Les statistiques peuvent être regroupées dans les catégories fonctionnelles générales suivantes:
Outils de lissage locaux:
- carte de moyenne
- carte de mode
- carte de médiane
En calculant une des trois variables statistiques pour chaque point et ses voisins, la variation entre chaque polygone et ses voisins devient moins brutale. On obtient alors une carte plus lissée de nos données. Ceci est utile quand il y a une trop forte variation entre les points voisins ce qui a pour résultat sur la carte globale de masquer ou de rendre plus difficile de voir les phénomènes globaux.
La carte de gauche montre les polygones de Voronoï simples, c’est à dire que chaque point est représenté par sa valeur réelle. La carte de droite montre les polygones de Voronoï moyens. Chaque polygone a comme valeur la moyenne de sa valeur et des valeurs de ses voisins. Le bruit de fond du centre de la carte est « lissé » par l’utilisation de la moyenne.
Outils de visualisation de la variabilité locale
- carte des écarts-type
- carte des écarts interquartiles
- carte d’entropie
Si les outils de lissage (moyenne, mode, médiane) sont des outils qui s’intéressent à ce que l’on peut appeler la tendance centrale d’une distribution, ces trois outils s’intéressent à la dispersion des distributions.

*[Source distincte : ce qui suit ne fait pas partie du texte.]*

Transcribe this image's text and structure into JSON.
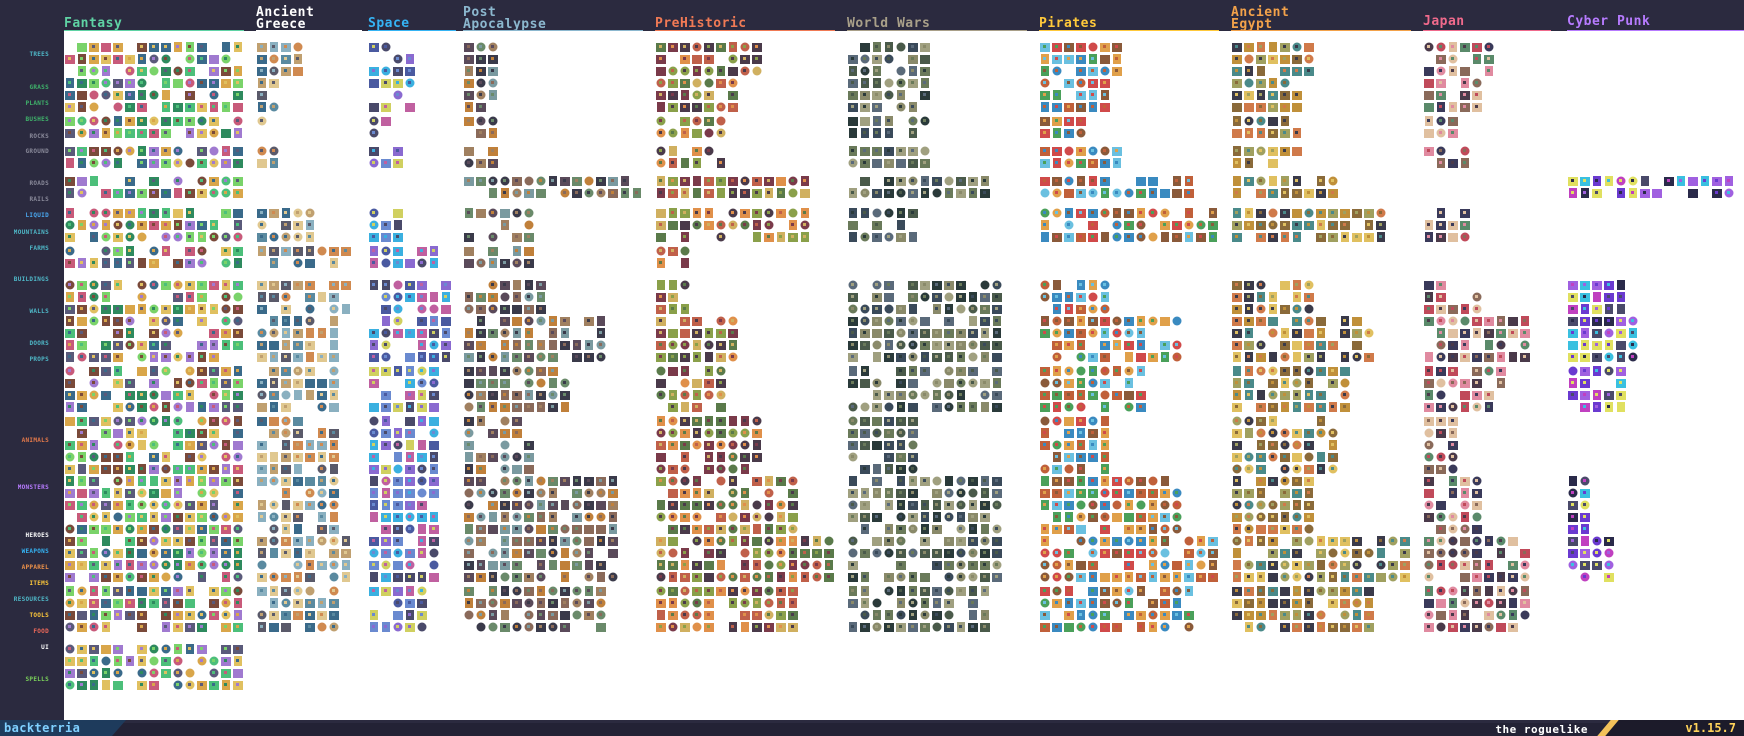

Si on observe beaucoup de différence entre les valeurs voisines, on dira que les valeurs ont un forte dispersion et une forte variabilité.
Par contre, la notion de « beaucoup » est une notion relative. Prenons la carte des écarts-type:
L’échelle de couleurs est toujours la même, quelle qu’elle soit la dispersion des valeurs. Pour interpréter complètement cette image, il faut savoir de quelles données il s’agit et si une variabilité maximale de 4 à 13 est logique ou pas.
Par contre ce que l’on peut tout de suite comprendre c’est que les zones claires sont les zones où la variabilité relative est basse et les zones plus foncées où la variabilité est très forte.
Prenons la carte des écarts interquartiles:
Cette carte est une autre mesure de la dispersion. On prend les valeurs du point et de ses voisins, on élimine les 25% plus bas et plus haut, et on affiche la valeur min et max des points restants.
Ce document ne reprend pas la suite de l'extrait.